The disposal of assets has not appeared to the markets like a fire sale with consequently distressed pricing. In April this year, Enel sold its Italian high voltage electricity lines to Italian utility Terna for €1.2bn and, in September, its gas distribution network Enel Rete Gas to two investment funds for more than €1.2bn.

Prosperous partnership

Last September it completed the sale of a 20.4% stake in its Russian gas operation SeverEnergia to Gazprom for €400m (€0.4bn). Enel has invested c. €700m in the business and maintains a 19.6% stake with Gazprom now holding 51%. Gazprom had secured the option to buy the controlling interest when Enel, in partnership with Italian oil company Eni, bought the SeverEnergia’s western Siberian gas fields at auction following the bankruptcy of Yukos oil. Earlier this year, Conti was still talking about investing a further €2bn into its other Russian asset, generator OGK-5, over the next four years.

“Driving costs out of the business is now the priority,” says Ferraris. “At the beginning of the year we launched a programme to generate €2.7bn operating cashflow before taxes in the next four years, mainly by attacking working capital and operational expenditure.”

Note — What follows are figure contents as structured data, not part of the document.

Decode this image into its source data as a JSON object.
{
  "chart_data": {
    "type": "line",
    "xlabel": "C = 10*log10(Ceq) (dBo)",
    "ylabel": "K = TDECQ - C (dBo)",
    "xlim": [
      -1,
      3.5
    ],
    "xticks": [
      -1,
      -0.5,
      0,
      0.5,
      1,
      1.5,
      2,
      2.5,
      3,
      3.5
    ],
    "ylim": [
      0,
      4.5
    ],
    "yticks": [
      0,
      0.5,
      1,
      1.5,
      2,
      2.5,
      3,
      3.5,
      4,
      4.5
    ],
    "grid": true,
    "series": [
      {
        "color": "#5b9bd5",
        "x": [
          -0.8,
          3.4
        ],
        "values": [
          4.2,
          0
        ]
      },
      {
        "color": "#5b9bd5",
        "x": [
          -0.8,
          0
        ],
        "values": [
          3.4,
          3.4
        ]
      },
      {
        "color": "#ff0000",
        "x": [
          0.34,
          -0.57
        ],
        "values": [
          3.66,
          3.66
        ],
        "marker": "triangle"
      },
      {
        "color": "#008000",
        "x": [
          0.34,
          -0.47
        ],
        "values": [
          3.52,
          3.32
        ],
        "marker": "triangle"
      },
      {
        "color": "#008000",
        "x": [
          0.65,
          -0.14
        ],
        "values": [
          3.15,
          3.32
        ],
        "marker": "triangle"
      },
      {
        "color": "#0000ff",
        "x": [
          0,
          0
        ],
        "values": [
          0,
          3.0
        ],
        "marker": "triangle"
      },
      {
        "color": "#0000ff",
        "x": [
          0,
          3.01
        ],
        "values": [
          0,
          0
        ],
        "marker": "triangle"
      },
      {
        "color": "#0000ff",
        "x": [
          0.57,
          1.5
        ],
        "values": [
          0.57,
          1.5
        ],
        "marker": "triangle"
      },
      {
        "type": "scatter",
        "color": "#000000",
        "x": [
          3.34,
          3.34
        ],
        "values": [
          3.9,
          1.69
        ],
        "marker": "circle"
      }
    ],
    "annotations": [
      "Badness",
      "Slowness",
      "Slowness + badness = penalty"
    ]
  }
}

So when Enel has driven down its debt and achieved all the planned synergies, will it be looking for further acquisitions or will it focus on expanding its current reduced investment programme in existing assets?

“Strategically, I think we have reached the right size and the right dimension,” says Ferraris. “The evidence is there to show that our acquisitions are delivering the effective results, therefore our acquisition campaign is over. It is true that size matters in this business and now I believe we have reached the right size.”